Unlock instant, AI-driven research and patent intelligence for your innovation.

Word-by-word comparison method for realizing high hit rate

A high hit rate and comparison technology, applied in the fields of instruments, computing, electrical and digital data processing, etc., can solve the problems of wrong marking position, unable to mark, unable to find corresponding data, etc. Effect

Active Publication Date: 2014-09-17
HAIMEN THE YELLOW SEA ENTREPRENEURSHIP PARK SERVICE CO LTD
View PDF3 Cites 0 Cited by
  • Summary
  • Abstract
  • Description
  • Claims
  • Application Information

AI Technical Summary

Problems solved by technology

After the current Chinese-to-English markup is used, there are misses caused by the Chinese participle being too thick. For example, there is a participle "I think" in Chinese, but there is no "I think" in its English relationship.
Cause word segmentation results, but cannot be marked
In our common Chinese-English sentence examples, there are often verbs, articles or prepositions that cannot be translated into meaningless words in the corresponding language example sentences. When comparing word by word, it is necessary to correspond to Chinese and English Tags, such words cannot be added to the tag sequence due to their meaninglessness
In the process of successive comparison between Chinese and English, there will be a situation where one Chinese corresponds to multiple English. The usual practice is to mark them in order, which will lead to the wrong position of the mark when the English example sentence is an inverted sentence.
In the word-by-word comparison function, it is necessary to mark the Chinese and the corresponding English at the same time. However, since most of the collected data comes from dictionary data, it is largely a standard interpretation, but the actual Chinese-English example sentences are not. There are various flexible applications, resulting in frequent cases where the corresponding data cannot be found according to the standard interpretation

Method used

the structure of the environmentally friendly knitted fabric provided by the present invention; figure 2 Flow chart of the yarn wrapping machine for environmentally friendly knitted fabrics and storage devices; image 3 Is the parameter map of the yarn covering machine
View more

Image

Smart Image Click on the blue labels to locate them in the text.
Viewing Examples
Smart Image
  • Word-by-word comparison method for realizing high hit rate
  • Word-by-word comparison method for realizing high hit rate
  • Word-by-word comparison method for realizing high hit rate

Examples

Experimental program
Comparison scheme
Effect test

Embodiment Construction

[0042] The present invention provides a word-by-word comparison method to achieve a high hit rate, through the following four links to improve the hit rate of Chinese-English word-by-word comparison.

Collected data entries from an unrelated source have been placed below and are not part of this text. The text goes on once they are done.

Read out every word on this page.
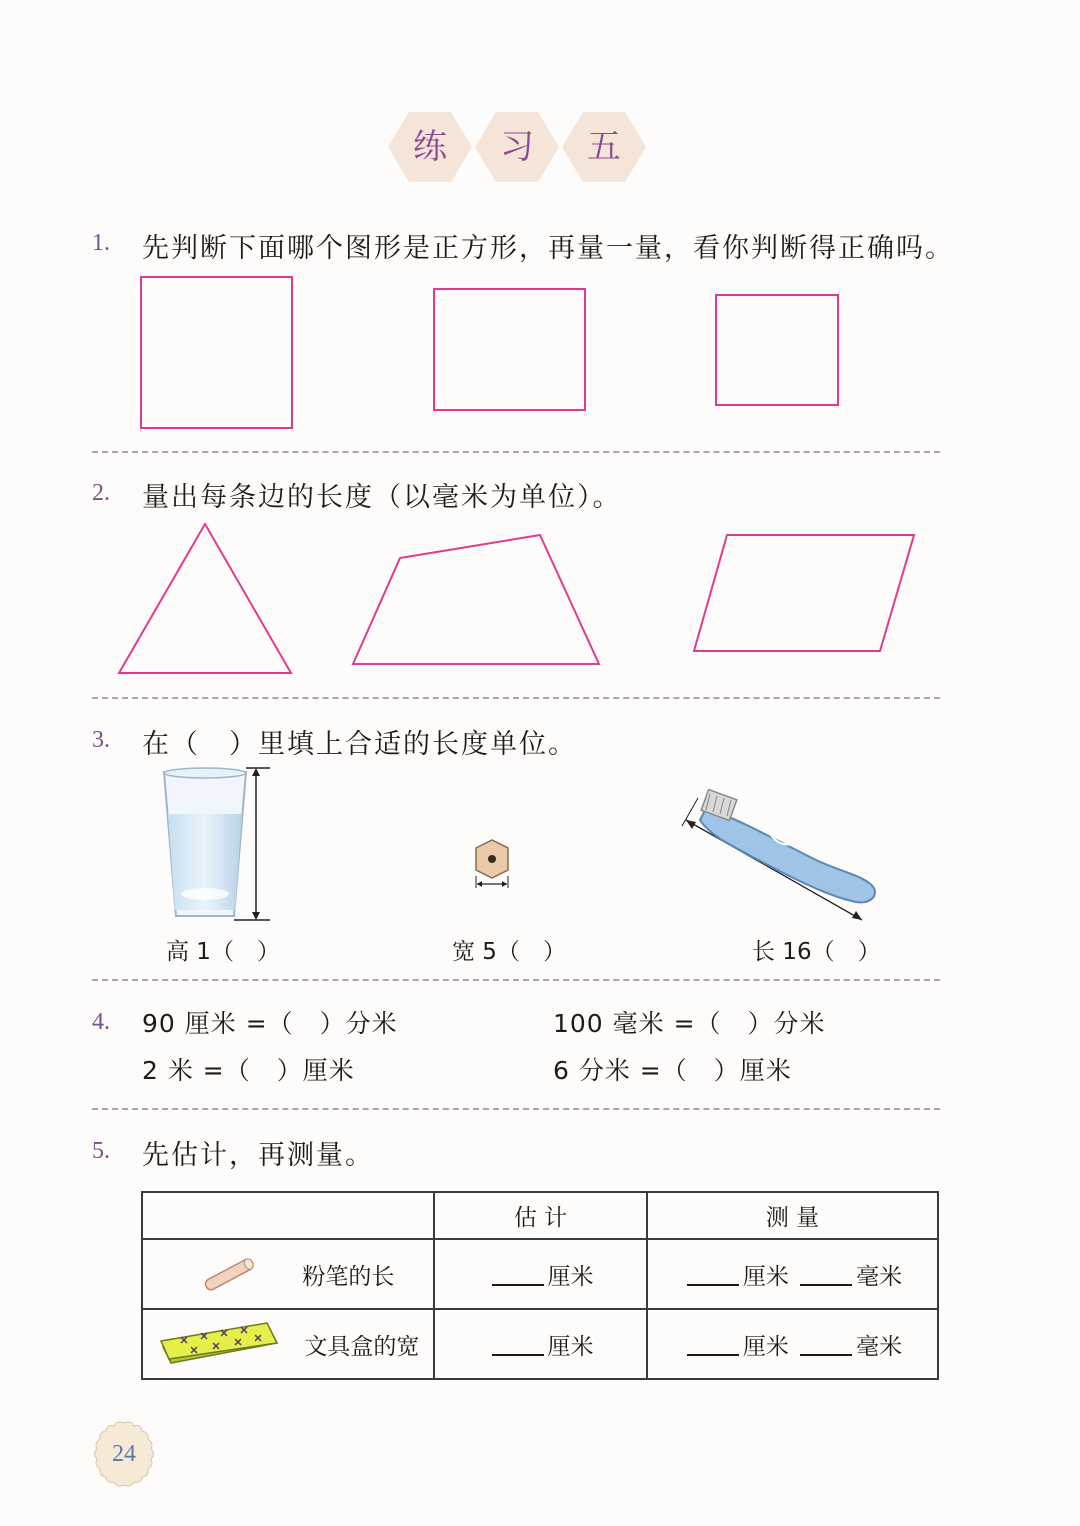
练	习	五
1. 先判断下面哪个图形是正方形，再量一量，看你判断得正确吗。
2. 量出每条边的长度（以毫米为单位）。
3. 在（　）里填上合适的长度单位。
高 1（　）	宽 5（　）	长 16（　）
4. 90 厘米 =（　）分米	100 毫米 =（　）分米
2 米 =（　）厘米	6 分米 =（　）厘米
5. 先估计，再测量。
	估 计	测 量
粉笔的长	厘米	厘米 毫米
文具盒的宽	厘米	厘米 毫米
24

[0043] 1. The present invention adopts a secondary scanning method for unmarked data, starting from English in reverse, using an English-to-Chinese relational dictionary, taking the English-Chinese dictionary’s Chinese deformed character string as a basis, scanning the missing Chinese character string, searching and marking the result, to increase the hit rate.

[0044] see figure 1 , the specific method is defined as follows:

[0045] 1) Multi-segment English character string units form an English character string (engdata), and multi-segment Chinese character string units form a Chinese character string (chndata);

[0046] 2) Segment the English character string, and obtain the English word segmentation result set engphr (n=0,...phrlen-1) whose length is the word segmentatio...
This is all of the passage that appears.